While some underground movements in China are shrouded in secrecy, Early Rain shared its faith publicly. According to the BBC, the church hosted public worship gatherings which drew the ire of the China’s communist government. Early Rain also ran a small school.
China Aid reports that at least 150 Early Rain members have been taken into police custody in the past year.
On Dec. 9, 2018, authorities arrested pastor and social activist Wang Yi and his wife, Jiang Rong. The next day, authorities detained 100 other members of the church, many of whom were later released. It was reported that authorities forced members to sign documents stating they would stop attending Early Rain.
Later that month, authorities arrested about 60 more members of the church as they tried to convene again.
According to the U.N.'s Human Rights Council working group report from Oct. 1, it's believed that 13 members of the church are still being detained. Among them, according to the report, are Wang and Jiang, even though earlier reporting suggested that Jiang had been released.
About 12 individuals are said to be in administrative detention and 11 were released on bail after a period of detention.
Along with charges of “inciting subversion of state power,” they also face criminal suspicion of “picking quarrels and provoking trouble,” “illegal business activity” and “illegal publishing.”
“ERCC pastor Wang Yi and elder Qin Derfu are still criminally detained on trumped-up charges and their lawyers and family have not been able to see them, even after 10 months,” ICC’s Goh stressed. “We should continue to put pressure on Beijing so that they will be set free. None of them deserved imprisonment in the first place.”
In its Oct. 1 report, the U.N. working group called on the Chinese government to immediately release Wang Yi and Jiang Rong.
“The working group urges the government to ensure a full and independent investigation of the circumstances surrounding the arbitrary deprivation of liberty of Mr. Wang and Ms. Jiang,” they wrote in a formal opinion. “[A]nd to take appropriate measures against those responsible for the violation of their rights.”
For the past 20 years, China has been recognized by the U.S. State Department as a “country of concern” for its religious freedom violations.

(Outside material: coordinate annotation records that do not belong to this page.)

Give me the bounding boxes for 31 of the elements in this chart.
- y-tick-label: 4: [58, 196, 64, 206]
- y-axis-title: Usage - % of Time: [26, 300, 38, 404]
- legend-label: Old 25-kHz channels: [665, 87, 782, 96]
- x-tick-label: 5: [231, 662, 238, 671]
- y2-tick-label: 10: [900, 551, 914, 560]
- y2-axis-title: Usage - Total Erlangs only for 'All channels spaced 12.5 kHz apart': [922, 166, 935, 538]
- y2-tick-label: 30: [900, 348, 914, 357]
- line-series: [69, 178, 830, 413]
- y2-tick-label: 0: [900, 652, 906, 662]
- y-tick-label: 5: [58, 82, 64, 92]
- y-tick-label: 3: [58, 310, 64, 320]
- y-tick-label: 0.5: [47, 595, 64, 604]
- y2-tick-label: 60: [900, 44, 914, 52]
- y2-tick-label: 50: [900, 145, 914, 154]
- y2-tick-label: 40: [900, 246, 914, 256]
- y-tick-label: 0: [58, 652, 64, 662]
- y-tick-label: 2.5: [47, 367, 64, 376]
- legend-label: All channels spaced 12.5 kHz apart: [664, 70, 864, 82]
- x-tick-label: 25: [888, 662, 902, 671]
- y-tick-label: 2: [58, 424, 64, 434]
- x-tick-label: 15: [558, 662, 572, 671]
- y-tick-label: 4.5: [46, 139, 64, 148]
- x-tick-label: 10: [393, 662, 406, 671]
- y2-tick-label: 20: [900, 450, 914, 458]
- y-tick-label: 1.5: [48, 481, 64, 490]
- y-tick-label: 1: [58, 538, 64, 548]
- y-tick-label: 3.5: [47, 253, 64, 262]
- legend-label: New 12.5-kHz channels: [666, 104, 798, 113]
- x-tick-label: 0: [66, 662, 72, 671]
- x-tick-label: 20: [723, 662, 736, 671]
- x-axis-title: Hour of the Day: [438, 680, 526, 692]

In recent years, the government has cracked down on several churches that are not affiliated with a state-sanctioned denomination.
Manping Ouyang, the wife of Pastor Su Tianfu from the evangelical Living Stone Church in Guiyang, attended the second annual State Department Ministerial to Advance Religious Freedom in July.

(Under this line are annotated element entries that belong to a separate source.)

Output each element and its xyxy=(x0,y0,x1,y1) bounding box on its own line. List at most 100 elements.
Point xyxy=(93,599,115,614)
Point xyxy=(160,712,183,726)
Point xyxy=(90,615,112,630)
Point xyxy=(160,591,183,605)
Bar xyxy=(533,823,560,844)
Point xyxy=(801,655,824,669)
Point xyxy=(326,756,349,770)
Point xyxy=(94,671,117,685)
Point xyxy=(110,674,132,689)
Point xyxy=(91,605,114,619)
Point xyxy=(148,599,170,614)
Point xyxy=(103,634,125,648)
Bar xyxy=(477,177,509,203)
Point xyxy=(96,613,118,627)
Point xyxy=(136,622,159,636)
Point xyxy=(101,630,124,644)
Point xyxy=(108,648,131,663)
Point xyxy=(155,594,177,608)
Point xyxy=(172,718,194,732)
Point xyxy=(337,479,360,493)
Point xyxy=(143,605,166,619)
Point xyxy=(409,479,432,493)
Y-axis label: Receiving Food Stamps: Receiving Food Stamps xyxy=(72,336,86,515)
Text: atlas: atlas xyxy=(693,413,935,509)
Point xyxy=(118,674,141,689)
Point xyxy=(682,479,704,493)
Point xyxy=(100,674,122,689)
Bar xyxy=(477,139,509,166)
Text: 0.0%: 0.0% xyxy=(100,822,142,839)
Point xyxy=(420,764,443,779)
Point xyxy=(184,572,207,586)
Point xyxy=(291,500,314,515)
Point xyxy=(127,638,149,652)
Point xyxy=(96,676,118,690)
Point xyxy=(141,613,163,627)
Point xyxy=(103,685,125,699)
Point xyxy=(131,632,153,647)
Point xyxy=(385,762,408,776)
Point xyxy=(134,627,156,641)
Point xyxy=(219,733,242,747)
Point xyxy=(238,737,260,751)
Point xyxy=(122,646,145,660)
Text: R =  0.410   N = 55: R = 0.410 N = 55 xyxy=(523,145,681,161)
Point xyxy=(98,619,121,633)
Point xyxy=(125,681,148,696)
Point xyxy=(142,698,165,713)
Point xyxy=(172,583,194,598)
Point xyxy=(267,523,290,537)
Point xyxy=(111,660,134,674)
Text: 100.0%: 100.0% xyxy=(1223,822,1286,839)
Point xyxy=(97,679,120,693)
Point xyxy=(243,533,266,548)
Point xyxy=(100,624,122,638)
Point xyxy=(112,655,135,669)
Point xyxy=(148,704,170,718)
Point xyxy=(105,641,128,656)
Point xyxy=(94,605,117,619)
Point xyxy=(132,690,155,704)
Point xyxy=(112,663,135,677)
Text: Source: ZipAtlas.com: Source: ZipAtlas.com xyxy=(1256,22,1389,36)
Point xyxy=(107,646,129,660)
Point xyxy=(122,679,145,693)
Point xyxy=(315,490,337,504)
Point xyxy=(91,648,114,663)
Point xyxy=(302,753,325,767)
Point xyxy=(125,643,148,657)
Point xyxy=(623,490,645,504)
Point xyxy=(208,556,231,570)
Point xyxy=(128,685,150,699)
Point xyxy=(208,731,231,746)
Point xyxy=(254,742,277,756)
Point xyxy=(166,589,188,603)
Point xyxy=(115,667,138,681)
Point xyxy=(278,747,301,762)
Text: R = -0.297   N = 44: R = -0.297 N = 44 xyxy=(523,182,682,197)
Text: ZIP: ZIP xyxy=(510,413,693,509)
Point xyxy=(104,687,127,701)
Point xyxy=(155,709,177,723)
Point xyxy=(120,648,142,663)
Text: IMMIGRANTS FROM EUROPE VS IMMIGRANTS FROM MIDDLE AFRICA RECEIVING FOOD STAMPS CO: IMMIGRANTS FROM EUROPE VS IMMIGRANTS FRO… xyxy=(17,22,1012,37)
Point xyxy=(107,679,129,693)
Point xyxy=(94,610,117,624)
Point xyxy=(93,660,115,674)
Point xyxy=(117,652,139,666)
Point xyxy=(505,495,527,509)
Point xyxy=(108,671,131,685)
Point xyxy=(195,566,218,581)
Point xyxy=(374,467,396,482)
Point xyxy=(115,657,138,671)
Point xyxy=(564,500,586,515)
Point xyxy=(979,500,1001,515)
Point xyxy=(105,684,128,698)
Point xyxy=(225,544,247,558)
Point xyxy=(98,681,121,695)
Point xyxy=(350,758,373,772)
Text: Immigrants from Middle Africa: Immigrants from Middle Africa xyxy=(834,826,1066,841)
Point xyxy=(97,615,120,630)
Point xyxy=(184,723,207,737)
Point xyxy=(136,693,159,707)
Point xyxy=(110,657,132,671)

She told reporters about how authorities seized her church’s assets and auctioned off its property in December 2015.
“All of our spiritual literature in our church, including Bibles, were confiscated,” she said through a translator. “Many of our brothers and sisters were put under house arrest, detained and some were even sentenced to imprisonment.”
In 2017, Ouyang’s husband was sentenced to one year in prison and two years reprieve. The church’s other pastor, Yang Hua, was sentenced to two-and-a-half years in prison.
“The government even put a heavy fine to our church, which is the equivalent of over $1 million,” Ouyang said.
About a week after authorities shut down Early Rain last December, they also shut down Rongguili Church in Guangzhou.
In a raid, authorities confiscated Bibles and Christian literature. The megachurch was accused of illegal gathering, illegal publishing, and illegal fundraising.
Months prior, authorities closed down Zion Church, a megachurch in Beijing, after its leaders refused to install security cameras.
In May, authorities shut down Shouwang Church in Beijing, which was said to have been attended by over 1,000 people.
Last weekend, China Aid released a statement saying that authorities had demolished a large church in Funan, Anhui province, and detained its pastors.